La venta de Citelec se inscribe en la primera etapa de privatización de ENARSA, autorizada por el Decreto 286/2025. El esquema oficial prevé la separación de activos y unidades de negocio con el objetivo de garantizar la continuidad de los servicios y de las obras en ejecución. En este contexto, el Ejecutivo avanza con una estrategia de segmentación: mientras impulsa la venta de participaciones societarias en áreas aptas para la inversión privada, mantiene bajo control estatal aquellos activos considerados críticos.

Un ejemplo de este enfoque es la decisión de retirar de la órbita de ENARSA a las represas sobre el río Santa Cruz, con el objetivo de asegurar su continuidad operativa bajo gestión pública. El concurso para la venta de Citelec tiene carácter nacional e internacional y no contempla programas de propiedad participada ni preferencias para empleados. Este diseño apunta a maximizar la competencia y atraer inversores con capacidad financiera y experiencia en el sector.

Perspectivas futuras para el sector energético

La privatización parcial de ENARSA y la venta de Citelec representan un punto de inflexión en la organización del sistema energético argentino. Más allá del resultado puntual de la licitación, el proceso refleja un cambio de paradigma en la gestión de activos estratégicos. Con la apertura de sobres económicos a la vuelta de la esquina, el mercado sigue de cerca una operación que no solo definirá el futuro de Transener, sino que también funcionará como test para medir la confianza en el ambiente de negocios argentino.

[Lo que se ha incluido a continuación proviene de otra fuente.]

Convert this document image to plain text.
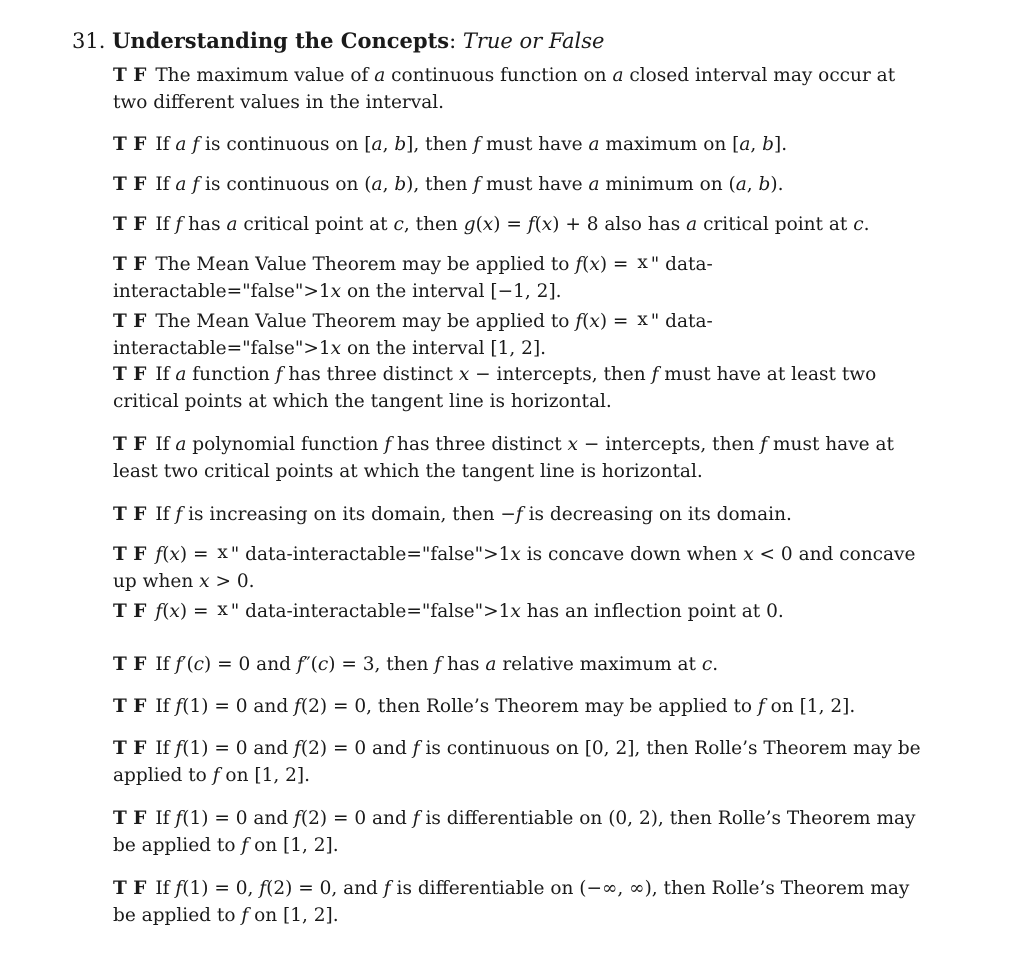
31. Understanding the Concepts: True or False
T F The maximum value of a continuous function on a closed interval may occur at two different values in the interval.
T F If a f is continuous on [a, b], then f must have a maximum on [a, b].
T F If a f is continuous on (a, b), then f must have a minimum on (a, b).
T F If f has a critical point at c, then g(x) = f(x) + 8 also has a critical point at c.
T F The Mean Value Theorem may be applied to f(x) = x " data-interactable="false">1x on the interval [−1, 2].
T F The Mean Value Theorem may be applied to f(x) = x " data-interactable="false">1x on the interval [1, 2].
T F If a function f has three distinct x − intercepts, then f must have at least two critical points at which the tangent line is horizontal.
T F If a polynomial function f has three distinct x − intercepts, then f must have at least two critical points at which the tangent line is horizontal.
T F If f is increasing on its domain, then −f is decreasing on its domain.
T F f(x) = x " data-interactable="false">1x is concave down when x < 0 and concave up when x > 0.
T F f(x) = x " data-interactable="false">1x has an inflection point at 0.
T F If f′(c) = 0 and f″(c) = 3, then f has a relative maximum at c.
T F If f(1) = 0 and f(2) = 0, then Rolle’s Theorem may be applied to f on [1, 2].
T F If f(1) = 0 and f(2) = 0 and f is continuous on [0, 2], then Rolle’s Theorem may be applied to f on [1, 2].
T F If f(1) = 0 and f(2) = 0 and f is differentiable on (0, 2), then Rolle’s Theorem may be applied to f on [1, 2].
T F If f(1) = 0, f(2) = 0, and f is differentiable on (−∞, ∞), then Rolle’s Theorem may be applied to f on [1, 2].
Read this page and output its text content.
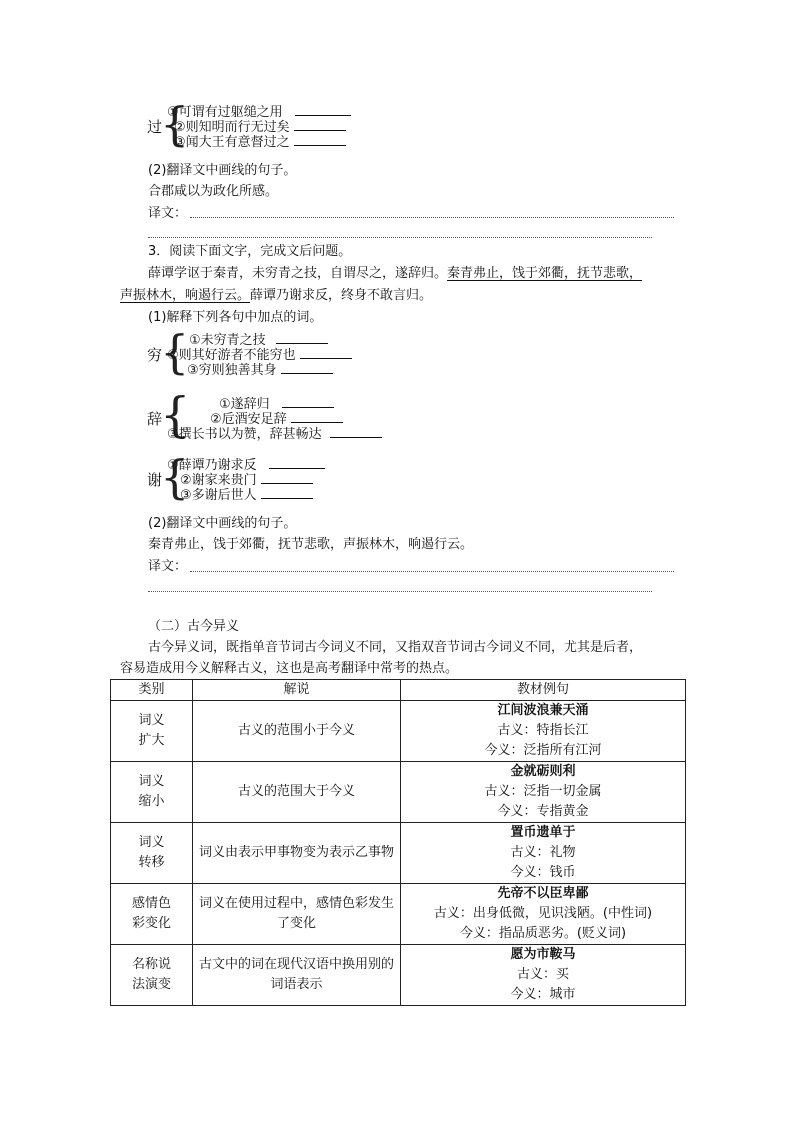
过
{
①可谓有过躯缒之用
②则知明而行无过矣
③闻大王有意督过之
(2)翻译文中画线的句子。
合郡咸以为政化所感。
译文：
3．阅读下面文字，完成文后问题。
薛谭学讴于秦青，未穷青之技，自谓尽之，遂辞归。秦青弗止，饯于郊衢，抚节悲歌，
声振林木，响遏行云。薛谭乃谢求反，终身不敢言归。
(1)解释下列各句中加点的词。
穷
{ ①未穷青之技
②则其好游者不能穷也
③穷则独善其身
辞
{ ①遂辞归
②卮酒安足辞
③撰长书以为赞，辞甚畅达
谢
{
①薛谭乃谢求反
②谢家来贵门
③多谢后世人
(2)翻译文中画线的句子。
秦青弗止，饯于郊衢，抚节悲歌，声振林木，响遏行云。
译文：
（二）古今异义
古今异义词，既指单音节词古今词义不同，又指双音节词古今词义不同，尤其是后者，
容易造成用今义解释古义，这也是高考翻译中常考的热点。
类别	解说	教材例句

词义
扩大	古义的范围小于今义	江间波浪兼天涌
古义：特指长江
今义：泛指所有江河

词义
缩小	古义的范围大于今义	金就砺则利
古义：泛指一切金属
今义：专指黄金

词义
转移	词义由表示甲事物变为表示乙事物	置币遗单于
古义：礼物
今义：钱币

感情色
彩变化	词义在使用过程中，感情色彩发生了变化	先帝不以臣卑鄙
古义：出身低微，见识浅陋。(中性词)
今义：指品质恶劣。(贬义词)

名称说
法演变	古文中的词在现代汉语中换用别的词语表示	愿为市鞍马
古义：买
今义：城市
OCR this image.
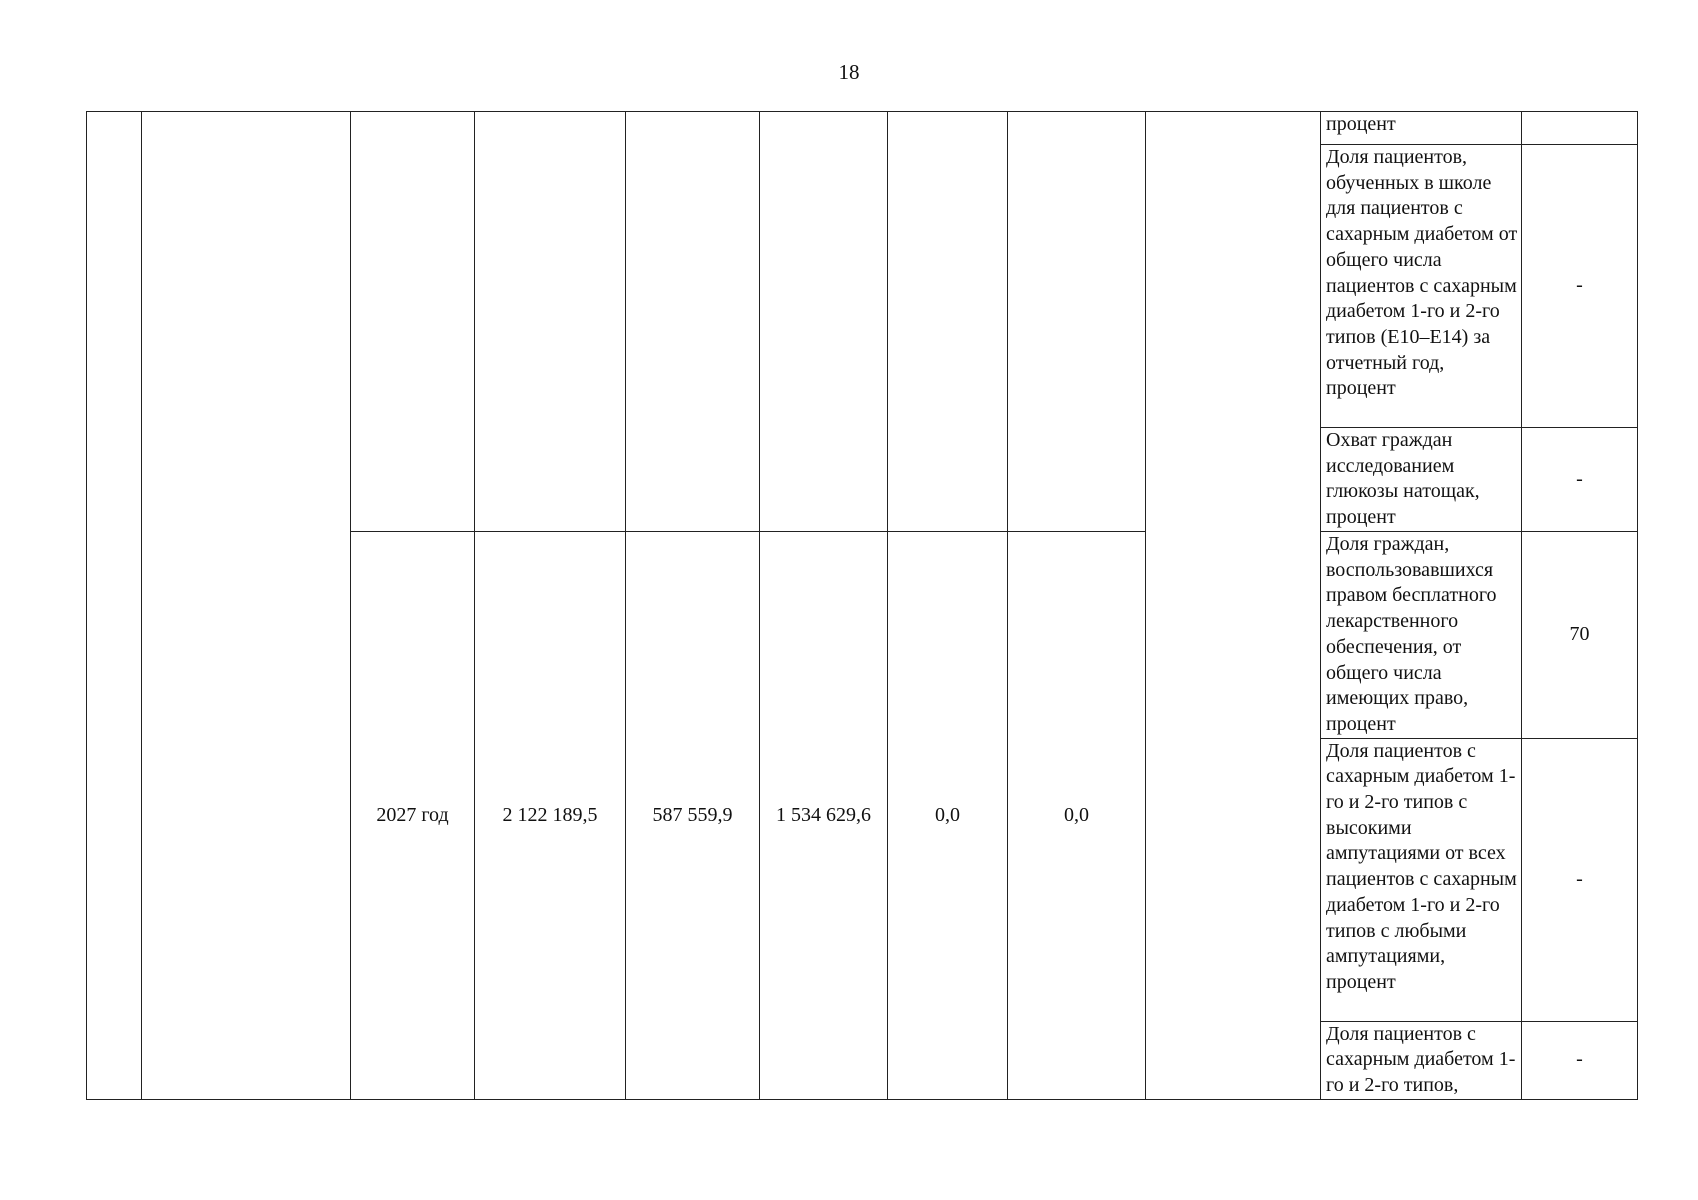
18
									процент	
									Доля пациентов, обученных в школе для пациентов с сахарным диабетом от общего числа пациентов с сахарным диабетом 1-го и 2-го типов (Е10–Е14) за отчетный год, процент	-
									Охват граждан исследованием глюкозы натощак, процент	-
		2027 год	2 122 189,5	587 559,9	1 534 629,6	0,0	0,0		Доля граждан, воспользовавшихся правом бесплатного лекарственного обеспечения, от общего числа имеющих право, процент	70
									Доля пациентов с сахарным диабетом 1-го и 2-го типов с высокими ампутациями от всех пациентов с сахарным диабетом 1-го и 2-го типов с любыми ампутациями, процент	-
									Доля пациентов с сахарным диабетом 1-го и 2-го типов,	-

El objetivo final del Gobierno es mejorar la eficiencia, ampliar la infraestructura y acompañar el crecimiento de la demanda, en un escenario donde la expansión de Vaca Muerta y el desarrollo de energías renovables requieren redes de transporte más robustas. Esta privatización se enmarca en un contexto más amplio de reformas estructurales, donde se busca reducir la participación directa del Estado en la economía y fomentar la inversión privada como motor de crecimiento.

En conclusión, la privatización de ENARSA y la venta de su participación en Citelec son parte de un esfuerzo mayor por reconfigurar el sector energético en Argentina. Este proceso no solo busca atraer inversión privada, sino también garantizar que el sistema eléctrico pueda satisfacer las necesidades futuras del país, en línea con las tendencias globales de eficiencia energética y sostenibilidad.